Sus collages funcionan como Exvotos apocalípticos; sus santos han perdido la fe, o acaso se muestran en toda su crueldad y enseñan las garras y los colmillos sangrantes, con rastros de la carne de sus presas. Las vírgenes lo son por denominación, pero su pureza la promocionan con escotes, portan armas y viven el peligro. Los nuevos milagros deben volverse shockeantes o no lo serán, no porque el pueblo se ha vuelto decreído y ya nada lo impresione, sino al contrario: la nueva fe está cobrando una cuota de sacrificios cada vez más alta, las deidades exigen cada vez más de los feligreses pero ellos exigen a su vez apariciones que quiten el aliento y, si se pudiese, el pulso. La santidad se torna más humana, y por ello mismo, más viciosa, más violenta e impulsada por el instinto. No hay nada que salvar más que el pellejo. La fe reflejada en las intervenciones de Muñiz son de un sincretismo que conjunta elementos de la religiosidad tradicional y la forma de vida (violenta) contemporánea, en la que lo real no es parte de la realidad, si no de un reality.

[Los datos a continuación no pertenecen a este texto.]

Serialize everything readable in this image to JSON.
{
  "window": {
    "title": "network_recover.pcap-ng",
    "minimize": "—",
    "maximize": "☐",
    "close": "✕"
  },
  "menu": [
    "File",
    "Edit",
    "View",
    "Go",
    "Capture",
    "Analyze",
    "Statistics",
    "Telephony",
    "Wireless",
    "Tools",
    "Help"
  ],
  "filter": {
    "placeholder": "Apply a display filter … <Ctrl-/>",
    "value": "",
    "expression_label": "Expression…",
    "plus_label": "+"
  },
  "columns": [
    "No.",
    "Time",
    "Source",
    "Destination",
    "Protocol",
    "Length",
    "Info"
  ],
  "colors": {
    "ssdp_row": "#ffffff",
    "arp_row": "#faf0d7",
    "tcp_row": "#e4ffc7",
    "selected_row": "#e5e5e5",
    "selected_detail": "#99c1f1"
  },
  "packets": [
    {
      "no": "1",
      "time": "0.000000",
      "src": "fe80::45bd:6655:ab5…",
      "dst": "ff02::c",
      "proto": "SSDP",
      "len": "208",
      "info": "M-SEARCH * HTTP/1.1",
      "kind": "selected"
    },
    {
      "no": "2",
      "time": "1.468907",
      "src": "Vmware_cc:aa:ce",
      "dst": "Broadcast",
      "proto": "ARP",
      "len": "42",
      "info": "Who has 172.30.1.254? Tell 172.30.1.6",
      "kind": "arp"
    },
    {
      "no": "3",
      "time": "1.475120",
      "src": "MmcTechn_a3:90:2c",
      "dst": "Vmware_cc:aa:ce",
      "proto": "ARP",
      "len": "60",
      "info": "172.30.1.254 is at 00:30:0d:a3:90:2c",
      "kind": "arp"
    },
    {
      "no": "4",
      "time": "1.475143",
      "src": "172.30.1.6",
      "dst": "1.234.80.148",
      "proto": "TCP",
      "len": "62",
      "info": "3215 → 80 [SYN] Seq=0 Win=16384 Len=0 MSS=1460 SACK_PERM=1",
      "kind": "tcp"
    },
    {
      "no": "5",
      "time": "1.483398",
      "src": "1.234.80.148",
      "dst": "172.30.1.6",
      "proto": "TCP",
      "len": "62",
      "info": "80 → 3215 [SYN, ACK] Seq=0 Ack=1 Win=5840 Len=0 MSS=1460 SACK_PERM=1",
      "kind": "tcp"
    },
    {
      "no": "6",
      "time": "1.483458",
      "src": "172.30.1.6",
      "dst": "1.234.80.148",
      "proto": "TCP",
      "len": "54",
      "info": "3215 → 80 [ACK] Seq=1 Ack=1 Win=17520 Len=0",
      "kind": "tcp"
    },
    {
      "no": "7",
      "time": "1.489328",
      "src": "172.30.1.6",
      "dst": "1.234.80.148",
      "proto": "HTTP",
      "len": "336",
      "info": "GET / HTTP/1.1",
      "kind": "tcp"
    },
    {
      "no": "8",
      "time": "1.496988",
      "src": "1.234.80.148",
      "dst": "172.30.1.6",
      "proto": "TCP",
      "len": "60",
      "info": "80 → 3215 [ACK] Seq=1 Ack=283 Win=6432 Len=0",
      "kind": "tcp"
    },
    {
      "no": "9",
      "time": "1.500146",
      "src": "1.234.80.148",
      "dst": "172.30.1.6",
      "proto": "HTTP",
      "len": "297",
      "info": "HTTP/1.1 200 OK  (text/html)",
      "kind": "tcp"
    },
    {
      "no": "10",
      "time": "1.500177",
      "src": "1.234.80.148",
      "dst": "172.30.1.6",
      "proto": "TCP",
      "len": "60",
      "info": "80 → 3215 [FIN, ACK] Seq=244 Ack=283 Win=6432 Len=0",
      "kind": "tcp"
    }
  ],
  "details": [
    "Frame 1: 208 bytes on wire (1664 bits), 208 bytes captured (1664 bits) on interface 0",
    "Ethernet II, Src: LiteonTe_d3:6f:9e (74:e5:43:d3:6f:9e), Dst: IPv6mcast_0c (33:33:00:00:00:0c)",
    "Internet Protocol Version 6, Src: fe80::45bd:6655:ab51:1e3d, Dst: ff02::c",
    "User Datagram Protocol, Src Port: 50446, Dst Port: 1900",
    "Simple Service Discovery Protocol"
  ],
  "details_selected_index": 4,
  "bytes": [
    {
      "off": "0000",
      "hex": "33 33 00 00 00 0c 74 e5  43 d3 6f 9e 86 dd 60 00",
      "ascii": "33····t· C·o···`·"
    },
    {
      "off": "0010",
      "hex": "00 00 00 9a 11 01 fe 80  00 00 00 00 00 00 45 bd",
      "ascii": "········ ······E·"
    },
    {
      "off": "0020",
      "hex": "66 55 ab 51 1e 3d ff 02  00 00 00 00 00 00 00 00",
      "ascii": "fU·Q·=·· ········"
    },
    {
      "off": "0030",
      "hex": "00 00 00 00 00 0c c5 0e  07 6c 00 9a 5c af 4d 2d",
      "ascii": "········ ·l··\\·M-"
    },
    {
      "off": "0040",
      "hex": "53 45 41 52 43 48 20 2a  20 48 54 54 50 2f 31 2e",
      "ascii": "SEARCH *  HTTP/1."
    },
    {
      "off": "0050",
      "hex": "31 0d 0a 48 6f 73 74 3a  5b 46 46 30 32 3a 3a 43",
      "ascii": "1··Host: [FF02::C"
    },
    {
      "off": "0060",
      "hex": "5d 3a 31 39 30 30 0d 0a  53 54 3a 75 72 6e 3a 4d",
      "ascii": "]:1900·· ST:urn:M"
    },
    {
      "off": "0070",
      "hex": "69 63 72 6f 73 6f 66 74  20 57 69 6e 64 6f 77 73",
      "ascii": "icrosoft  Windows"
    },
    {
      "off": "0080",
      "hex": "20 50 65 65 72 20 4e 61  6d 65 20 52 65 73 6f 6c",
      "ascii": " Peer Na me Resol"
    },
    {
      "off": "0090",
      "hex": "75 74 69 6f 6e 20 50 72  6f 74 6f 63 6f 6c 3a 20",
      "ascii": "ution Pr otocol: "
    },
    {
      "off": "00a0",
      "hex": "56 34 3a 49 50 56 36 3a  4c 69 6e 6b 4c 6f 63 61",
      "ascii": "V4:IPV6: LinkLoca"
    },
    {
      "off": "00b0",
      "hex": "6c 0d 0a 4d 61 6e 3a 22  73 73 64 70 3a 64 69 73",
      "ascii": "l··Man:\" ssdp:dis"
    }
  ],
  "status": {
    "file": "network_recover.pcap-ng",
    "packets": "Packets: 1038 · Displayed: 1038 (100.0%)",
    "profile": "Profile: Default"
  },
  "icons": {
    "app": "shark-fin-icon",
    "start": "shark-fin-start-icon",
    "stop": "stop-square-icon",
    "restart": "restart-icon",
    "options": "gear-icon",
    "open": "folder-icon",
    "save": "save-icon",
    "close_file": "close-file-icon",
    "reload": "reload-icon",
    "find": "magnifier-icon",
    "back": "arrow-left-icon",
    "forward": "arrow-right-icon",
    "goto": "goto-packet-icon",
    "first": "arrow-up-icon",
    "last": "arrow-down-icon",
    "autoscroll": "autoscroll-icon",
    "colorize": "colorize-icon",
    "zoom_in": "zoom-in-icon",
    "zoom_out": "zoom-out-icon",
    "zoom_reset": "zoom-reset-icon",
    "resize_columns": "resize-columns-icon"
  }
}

(1)Juan Diego Cuauhtlatoatzin, el “indio bueno y cristiano”, ahora un santo gracias a su canonización el 31 de julio de 2002 por Juan Pablo II, es el supuesto vidente a quien la Virgen de Guadalupe se le habría aparecido en 1531 en el Cerro del Tepeyac (visión que, se sabe, es una alegoría de otra aparición, esta en la Sierra Morena en España) y que representa a la fe mexicana y latinoamericana. Un fenómeno bizarro –por decir lo menos- de la ferviente admiración hacia ambos símbolos es la recurrente “aparición” del icono en las formas más estrambóticas. Uno de los ejemplos más conocidos es aquella en que un pasajero de la estación Hidalgo del Metro de la ciudad de México (a la sazón la más concurrida) creyó ver en una mancha de una losa la imagen, situación que arrastró a hordas de creyentes hacia dicha estación, quienes se arrodillaban y le rezaban al milagro; hasta lograr que a la losa se le colocara en un nicho, para mayor comodidad de aquellos que desearan detenerse a admirar la aparición.el nuevo elegido para pasar la voz del milagro guadalupano. Una losa carcomida, una mancha de aceite en el pavimento, una nube de forma caprichosa, todo, todo es susceptible de convertirse en el nuevo altar, en el nuevo centro ceremonial de la masa en perpetua búsqueda de la tierra prometida (aunque ésta se encuentre en algún túnel del subterráneo).1 Igual, con el mismo empeño y la misma fe se puede encontrar un nuevo mensaje de la religiosidad extrema de los tiempos corrientes en el trabajo de Ernesto Muñiz.